Recently, p-type inorganic copper-based compounds have attracted increasing interest as hole-selective layers for crystalline silicon (c-Si) heterojunction solar cells. Among them, copper(I) thiocyanate (CuSCN) has a small valence band offset with c-Si and high stability, however, it has not been explored in c-Si solar cell applications. Herein, we successfully demonstrate that solution-processed CuSCN film acts as an effective hole-selective contact layer for p-Si solar cells. Nevertheless, the p-Si/CuSCN heterostructure suffers from an unsatisfactory surface passivation and a relatively high contact resistivity originated from the uncontrollable vacancy defects in the film. The I- doping of CuSCN film (CuSCN:I-) not only suppresses the generation of SCN vacancies, but also increases the Cu vacancies, significantly improving the hole selectivity.
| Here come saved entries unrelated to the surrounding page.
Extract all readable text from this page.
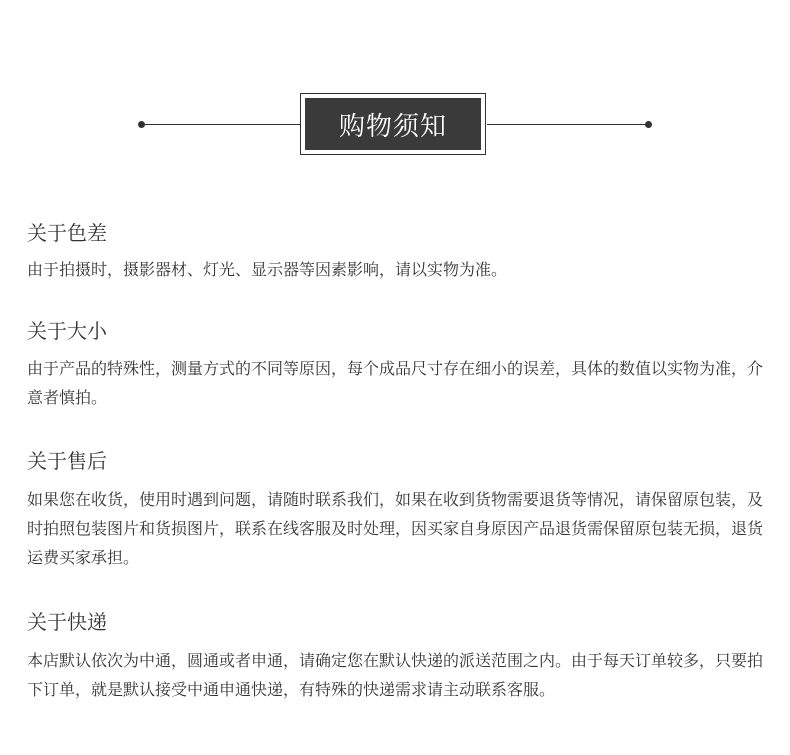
购物须知
关于色差

由于拍摄时，摄影器材、灯光、显示器等因素影响，请以实物为准。

关于大小

由于产品的特殊性，测量方式的不同等原因，每个成品尺寸存在细小的误差，具体的数值以实物为准，介意者慎拍。

关于售后

如果您在收货，使用时遇到问题，请随时联系我们，如果在收到货物需要退货等情况，请保留原包装，及时拍照包装图片和货损图片，联系在线客服及时处理，因买家自身原因产品退货需保留原包装无损，退货运费买家承担。

关于快递

本店默认依次为中通，圆通或者申通，请确定您在默认快递的派送范围之内。由于每天订单较多，只要拍下订单，就是默认接受中通申通快递，有特殊的快递需求请主动联系客服。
Moreover, a better energy band alignment is formed based on CuSCN:I-/MoO3 bilayer for hole selective contact of p-Si substrate, achieving a remarkably high photoelectric conversion efficiency (PCE) of 19.42 %. The PCEs of unencapsulated p-Si/CuSCN heterojunction solar cells maintain over 92 % of the initial values under storing in air atmosphere for 1200 h or after annealing at 350 degrees C. This work highlights that CuSCN is a very promising hole selective layer with superior stability for c-Si solar cell applications.